By analyzing typical network-layer and application-layer attacks, the scheme proposed in this paper exhibits high security in cross-chain asset transaction scenarios, which can ensure the security of accounts holding important transaction information and the network security of transmitting transaction information.

7. Conclusions

As one of the key research directions in the blockchain industry, bridging the underlying architecture gap between different blockchain platforms is a significant challenge. One specific concern when it comes to cross-chain transactions is identity privacy leakage, which has become a pressing issue. To address this issue, this scheme proposes a novel approach by combining the ring signature algorithm with the cross-chain management contract, resulting in the creation of the RCROSS contract. The deployment of the RCROSS contract within the appchain enables the realization of identity privacy protection for cross-chain asset transactions. By leveraging this contract, user identity information is promptly safeguarded, thereby mitigating the risk of any potential identity information leaks. This scheme can be applied not only to cross-chain transactions between homogeneous chains but also to cross-chain transactions between heterogeneous chains without limiting application scenarios. Furthermore, this research conducts performance testing and the security analysis of the proposed scheme.

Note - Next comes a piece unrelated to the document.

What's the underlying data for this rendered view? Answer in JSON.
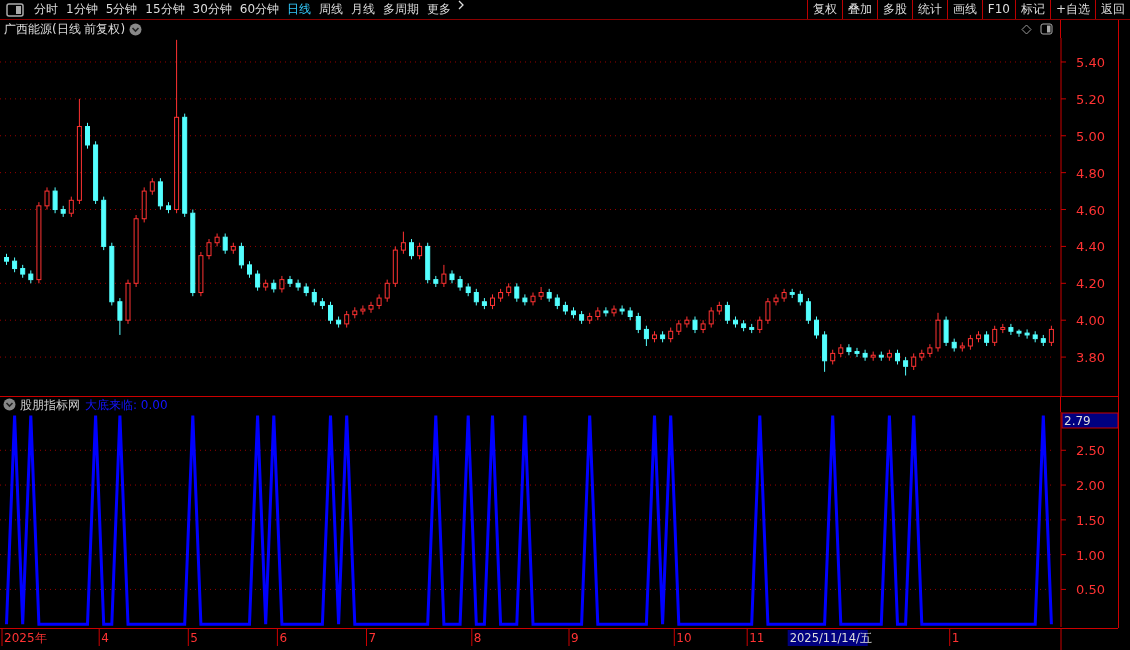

As researchers continue to improve the ring signature technology, some researchers propose accountable ring signatures [30] and traceable ring signatures [31]. However, considering the limitations of smart contract on-chain computation, we need to balance the security and efficiency of the scheme. In future research, we mainly have two research directions. Firstly, we will improve the ring signature algorithm by using accountable and traceable ring signature algorithms. We will optimize the ring signature algorithm in terms of security and light weight. We will achieve this goal by comparing different ring signature schemes. In addition, we will also attempt to further improve the overall performance of the scheme via a combination of on-chain and off-chain methods. Specifically, we will implement the functions of computing and verifying ring signatures off-chain and integrate them into the underlying architecture of the relay chain to reduce on-chain computation time, lower the difficulty of on-chain computation, improve cross-chain transaction rates, and, ultimately, enhance the scheme’s feasibility.